Рав Ицхак, доживший до глубокой старости, в великом смятении примчался в дом своего зятя. Не в силах вымолвить ни слова, он сидел у постели умирающего, и слезы катились по его щекам.
Вернувшись с похорон, жена вскрыла сундук. Он оказался пустым».
На следующий день мы купили билеты и пустились в путешествие по еврейским «музеям». Передавая кроны в окошечко кассы, я вспоминал неизвестного чешского крестьянина. Видимо, богатство, полученное Мордехаем Майзелем, было дано взаймы, и теперь пришло время его возвращать.
На старом кладбище, рядом с могилой Магараля, я достал привезенные из Израиля свечи, зажег их и принялся читать теилим — псалмы Давида. В течение нескольких часов я снова превратился в главную еврейскую достопримечательность Праги. Прочитать от начала до конца книгу «Теилим» непростая штука, это занимает много времени и требует сосредоточенности. Но сосредоточиться оказалось непросто.
Выяснилось, что могила создателя Голема не менее людное место, чем станция метро в часы пик. Группы туристов валили одна за другой, языки всех народов Европы и Азии несмолкаемым гулом висели над кладбищем. Редкое зрелище молящегося еврея вызывало возгласы удивления, сопровождаемые щелком затворов. По счастью, только фотоаппаратных. Но иллюзий у меня не возникало: часть присутствующих, будь у них возможность, для моего увековечивания воспользовалась бы другим видом техники.

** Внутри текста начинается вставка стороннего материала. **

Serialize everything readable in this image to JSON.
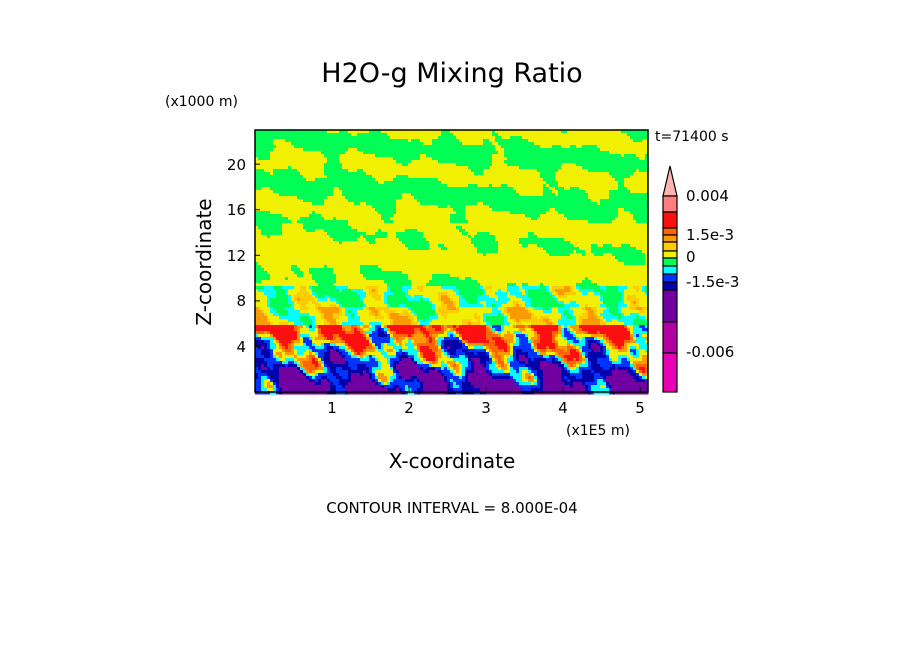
{
  "chart_data": {
    "type": "heatmap",
    "title": "H2O-g Mixing Ratio",
    "xlabel": "X-coordinate",
    "x_unit": "(x1E5 m)",
    "ylabel": "Z-coordinate",
    "y_unit": "(x1000 m)",
    "xlim": [
      0,
      5.1
    ],
    "ylim": [
      0,
      23
    ],
    "xticks": [
      "1",
      "2",
      "3",
      "4",
      "5"
    ],
    "yticks": [
      "4",
      "8",
      "12",
      "16",
      "20"
    ],
    "time_label": "t=71400 s",
    "contour_interval_text": "CONTOUR INTERVAL = 8.000E-04",
    "colorbar": {
      "labels": [
        "0.004",
        "1.5e-3",
        "0",
        "-1.5e-3",
        "-0.006"
      ],
      "overflow_color": "#ffb4b4",
      "bins": [
        "#ff7f7f",
        "#ff1010",
        "#ff6600",
        "#ff9900",
        "#ffcc00",
        "#f0f000",
        "#00ff55",
        "#00ffff",
        "#0033ff",
        "#0000aa",
        "#7000a0",
        "#b400a0",
        "#e800b4"
      ]
    }
  }
}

Изредка поднимая глаза, я натыкался на обнаженные женские пупки, откровенно просвечивающие кофточки, оголенные плечи, — август в Праге, конечно, не израильское лето, но тоже весьма теплое время года. Ни в одну церковь туристов в таком виде бы не пустили, здесь же, кроме миниатюрных бумажных кипочек, предлагаемых у входа на кладбище, никто никому не препятствовал: ходи, как хочешь. Чем провинился Магараль, что возле его могилы бродят праздной толпой полураздетые чужестранки?
Еврейской Праги не существует. Но аура тысячелетнего еврейского присутствия в этом городе висит над улицами, словно серебристый туман. Дрожащее мерцание овевает кладбище и синагоги, прячется в камнях старых домов, точно рука кукольника в кукле. Чтобы ее увидеть, нужно раскрыть «Теилим» и произнести несколько слов на древнем языке. Стоит прикоснуться к ней мыслью, как она тут же возникнет перед вашим взором, прорастая сквозь бетон и позолоту реконструкций. Другая реальность, отсутствующая в мире и скрытая от нас всего лишь углом зрения.
— Ты не прав, — сказала Анна, прочитав эти строки. — Евреев нет, но могильные плиты, заполненные надписями, по которым скользят взгляды туристов, сохранились. Сотни тысяч людей платят за это зрелище немалые деньги, то есть, усматривают в нем ценность. Тут тоже действует своеобразный контракт: дирекция «музеев» предлагает синагоги и кладбища как некую ценность, а посетители, платя деньги, подтверждают тем самым предположение дирекции. Приехавший из другой страны турист, созерцая могильные плиты на несколько минут соединяется со стоящей за ними духовностью, придавая ей новые силы. Он, живой и присутствующий здесь, становится, в некотором смысле, частью этой духовности и материальным воплощением тех, на чье отсутствие указывают надгробия. Каждый купленный билет есть доказательство непреходящей ценности исчезнувшей еврейской общины Праги.
Неподалеку от Майзелевой синагоги, у бывшей границы еврейского гетто, висит мемориальная доска: «На этом месте находился дом, в котором родился Франц Кафка». Прямо под мемориальной доской расставлены столики ресторана «У Кафки». Впрочем, ресторанные столики в Праге располагаются практически в любом месте, их можно обнаружить везде, кроме, разве, усыпальницы чешских королей.
«У Кафки» в тот день подавали стейки из черной пиренейской свинки, холодное свиное колено и «утопленник».
О черной пиренейской свинке я никогда не слышал, но воображение моментально нарисовало некое милое и нонконформистское животное, свободно бегающее по Пиренеям. Представить его в роли съедобного мяса мое воображение отказывалось; никакое количество абсента не помогло бы превратить эту свинку в еду.
Пропустив первые два лакомства, я остановился на третьем. Интересно, какую часть утонувшего тела мертвого человека здесь подают и как часто такие тела обнаруживают во Влтаве? Дальнейшие предположения о квоте распределения филейных частей между ресторанами Праги были прерваны объяснениями официанта. Оказалось, что «утопленник» — это всего-навсего сосиска, утопленная в соусе из пива, а делают ее из самой заурядной свиньи, у которой, вероятно, предварительно выламывают колена.